Duvillon-Lagarde is a remote mountain community in Haiti’s Southeastern Department. Deforestation and erosion have left the villagers little to live on here.
Prone to natural disasters, the area has been severely affected by hurricanes and storms over the last decade. Many of the inhabitants consequently left for Haiti’s capital Port-au-Prince in search for a living.
One of them is 28 year old Vanise Jean Pierre, widower and sole provider for two children. In Port-au-Prince, she scraped along as street vendor to support herself and her two children.
When the earthquake hit Port-au-Prince January 12th, Vanise lost everything she owned. Like many others, she had no other option than to return home to Duvillon-Lagarde.
A cash and food for work project launched a few months after the earthquake jointly between WFP and the Food And Agriculture Organization (FAO) is now providing Vanise Jean Pierre and the rest of the community with job opportunities it never had before.
In the short term, the project ensures the livelihood for hundreds of families through the creation of new jobs.
In the longer term, it helps community become self-sufficient through the creation of more sustainable agriculture.
The idea for the project came from the community itself. “We realized that we needed real changes if we were to break the vicious circle,” explains Gaston Cesar, local leader of Duvillon-Lagarde.
They asked for the support from the Food and Agriculture Organization and the World Food Programme. In partnership with local authorities, the project includes building of dry walls in hill-side gullies and setting up watershed management systems.

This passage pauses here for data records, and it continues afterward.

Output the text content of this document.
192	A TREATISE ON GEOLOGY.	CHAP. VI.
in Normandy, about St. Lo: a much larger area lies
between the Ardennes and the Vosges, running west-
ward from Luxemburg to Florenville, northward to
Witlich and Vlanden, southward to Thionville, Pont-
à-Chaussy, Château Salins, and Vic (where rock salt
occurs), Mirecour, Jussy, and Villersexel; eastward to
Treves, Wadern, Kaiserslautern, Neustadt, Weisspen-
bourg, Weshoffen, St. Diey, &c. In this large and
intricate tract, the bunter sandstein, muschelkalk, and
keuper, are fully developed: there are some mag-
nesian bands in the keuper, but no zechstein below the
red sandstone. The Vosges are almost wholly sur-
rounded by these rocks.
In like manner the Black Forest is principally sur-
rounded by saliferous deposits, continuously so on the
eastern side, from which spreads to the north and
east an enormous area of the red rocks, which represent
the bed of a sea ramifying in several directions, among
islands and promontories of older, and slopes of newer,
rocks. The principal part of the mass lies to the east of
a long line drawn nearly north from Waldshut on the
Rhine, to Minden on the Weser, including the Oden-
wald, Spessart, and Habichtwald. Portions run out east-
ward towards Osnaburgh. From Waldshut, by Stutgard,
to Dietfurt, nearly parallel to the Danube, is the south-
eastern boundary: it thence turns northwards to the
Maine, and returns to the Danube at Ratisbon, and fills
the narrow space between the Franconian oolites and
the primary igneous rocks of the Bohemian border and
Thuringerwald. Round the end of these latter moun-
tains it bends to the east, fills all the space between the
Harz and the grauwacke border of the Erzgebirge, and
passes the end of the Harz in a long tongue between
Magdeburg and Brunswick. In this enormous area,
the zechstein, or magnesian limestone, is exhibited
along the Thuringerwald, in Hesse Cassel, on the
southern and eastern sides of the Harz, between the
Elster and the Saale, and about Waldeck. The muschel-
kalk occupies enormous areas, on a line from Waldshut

The dry walls will prevent further erosion and enable the villagers to regain and cultivate their farming land.
In nurseries, sprouts and seedlings are being cultivated for transplanting.
Farming is the backbone of the Haitian economy. So, helping the country's rural areas is the key to recovery and long-term development.
WFP provides the food and cash needed to pay the workers in the project. For Vanise Jean Pierre this means that there is no need to leave Duvillon-Lagarde any longer as the food and cash she receives allows her to take good care of her family.
One year after the quake, WFP is feeding close to 2 million people each month in Haiti's 10 departments. The focus is on building long-term food security for Haitians through school meals, nutrition for children and young mothers, and support for rebuilding agriculture and the economy.